Dalam masyarakat yang mengalami krisis seperti kita, di mana permasalahan spiritualitas menyebabkan ketidaknyamanan tertentu, ada baiknya kita berbicara dari sudut pandang ilmiah. Menurut Danah Zohar, Kecerdasan Spiritual terkait dengan kebutuhan kita untuk memiliki tujuan hidup yang kita gunakan untuk mengembangkan nilai-nilai etika dan keyakinan yang memandu tindakan kita dalam masyarakat. Ini adalah kecerdasan yang mendorong kita, yang mengubah hidup kita, menjadikannya lebih kaya dan penuh makna. Dan menemukan makna yang lebih luas ini, melampaui kelangsungan hidup, merupakan kebutuhan yang selalu hadir dalam sejarah manusia; Hal ini menuntun kita untuk memahami “rasa memiliki”, untuk menjadi bagian dari sesuatu yang lebih besar dengan memperluas persepsi kita bahwa kita semua saling terhubung dan saling bergantung dalam lingkaran besar hubungan yang kita jalani, yang juga mencakup planet ini.

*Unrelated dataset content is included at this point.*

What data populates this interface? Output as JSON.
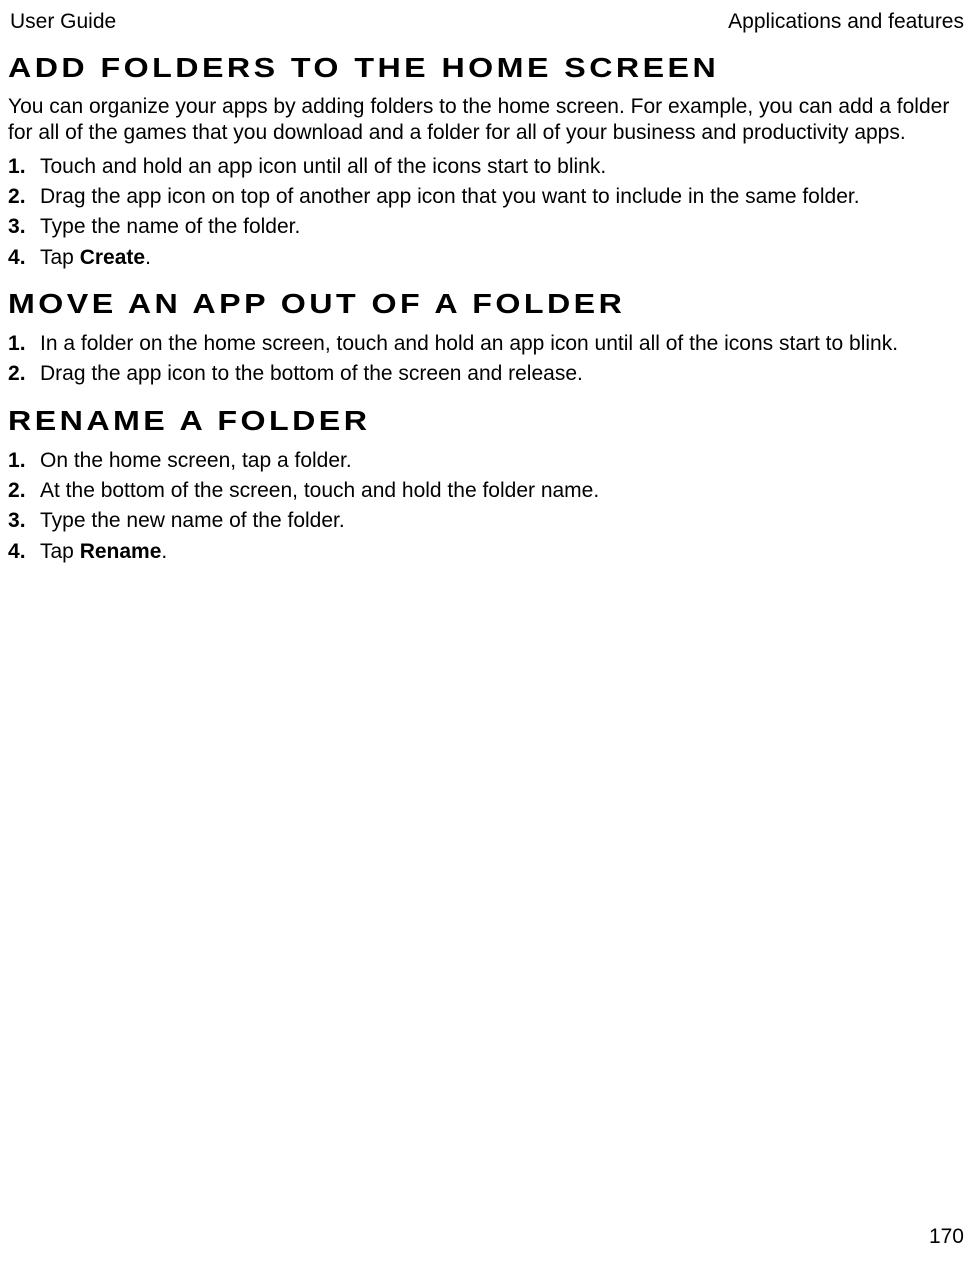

Kecerdasan Spiritual kita, pada tingkat yang lebih besar atau lebih kecil, yang membuat kita mencari kesadaran diri; mengembangkan kualitas berdasarkan nilai-nilai seperti cinta, kasih sayang, kemampuan memaafkan, toleransi, kesabaran, keharmonisan, tanggung jawab terhadap dunia yang membuat kita percaya pada orang lain; yang memberi kita kemampuan untuk menghadapi kesulitan dan kemampuan untuk melampaui kepentingan pribadi ketika kita berbagi ide.

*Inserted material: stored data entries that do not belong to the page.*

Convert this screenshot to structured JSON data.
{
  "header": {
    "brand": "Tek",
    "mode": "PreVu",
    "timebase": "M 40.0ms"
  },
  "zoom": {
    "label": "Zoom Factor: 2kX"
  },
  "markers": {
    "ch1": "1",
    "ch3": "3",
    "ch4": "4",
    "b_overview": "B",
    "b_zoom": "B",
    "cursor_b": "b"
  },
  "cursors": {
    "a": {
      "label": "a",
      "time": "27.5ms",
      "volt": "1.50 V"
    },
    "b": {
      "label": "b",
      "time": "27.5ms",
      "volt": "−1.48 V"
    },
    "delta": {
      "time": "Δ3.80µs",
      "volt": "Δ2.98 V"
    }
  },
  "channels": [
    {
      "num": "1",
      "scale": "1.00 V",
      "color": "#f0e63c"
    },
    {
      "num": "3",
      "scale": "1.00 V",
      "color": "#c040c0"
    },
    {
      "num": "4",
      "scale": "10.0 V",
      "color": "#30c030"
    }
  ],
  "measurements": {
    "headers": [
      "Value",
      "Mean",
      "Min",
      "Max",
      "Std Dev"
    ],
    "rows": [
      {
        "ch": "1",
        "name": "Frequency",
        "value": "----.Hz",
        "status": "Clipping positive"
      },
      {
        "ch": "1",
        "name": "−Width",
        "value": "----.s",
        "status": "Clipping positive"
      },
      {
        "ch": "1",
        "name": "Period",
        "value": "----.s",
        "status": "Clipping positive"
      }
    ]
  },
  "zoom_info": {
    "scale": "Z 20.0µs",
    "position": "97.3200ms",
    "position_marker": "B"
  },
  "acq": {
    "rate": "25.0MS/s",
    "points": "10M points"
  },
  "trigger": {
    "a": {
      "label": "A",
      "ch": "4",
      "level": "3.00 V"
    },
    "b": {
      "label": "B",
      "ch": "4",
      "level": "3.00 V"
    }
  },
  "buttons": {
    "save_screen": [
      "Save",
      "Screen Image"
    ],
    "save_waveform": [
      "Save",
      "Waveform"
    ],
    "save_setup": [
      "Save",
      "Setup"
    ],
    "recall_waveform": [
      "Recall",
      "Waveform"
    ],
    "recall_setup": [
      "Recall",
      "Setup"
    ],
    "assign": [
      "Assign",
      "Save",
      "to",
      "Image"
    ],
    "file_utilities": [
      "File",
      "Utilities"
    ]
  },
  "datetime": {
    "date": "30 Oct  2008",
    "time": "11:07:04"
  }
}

Mengembangkan Spiritualitas hanyalah menggunakan Kecerdasan Spiritual kita untuk mengubah dunia menjadi tempat yang lebih baik, bertindak berdasarkan motivasi yang lebih tinggi – mengambil tindakan berdasarkan apa yang kita tawarkan, dimensi batin kita, kemampuan kita untuk mengenali kemanusiaan kita pada orang lain, menerima keberagaman dan bergerak maju. kebaikan bersama.
Potensinya ada, itu adalah bagian dari kita semua; Yang kita butuhkan hanyalah kembali sadar bahwa setiap orang bertanggung jawab terhadap dirinya sendiri. Dan – karena hubungan spiritual kita – juga untuk semua orang.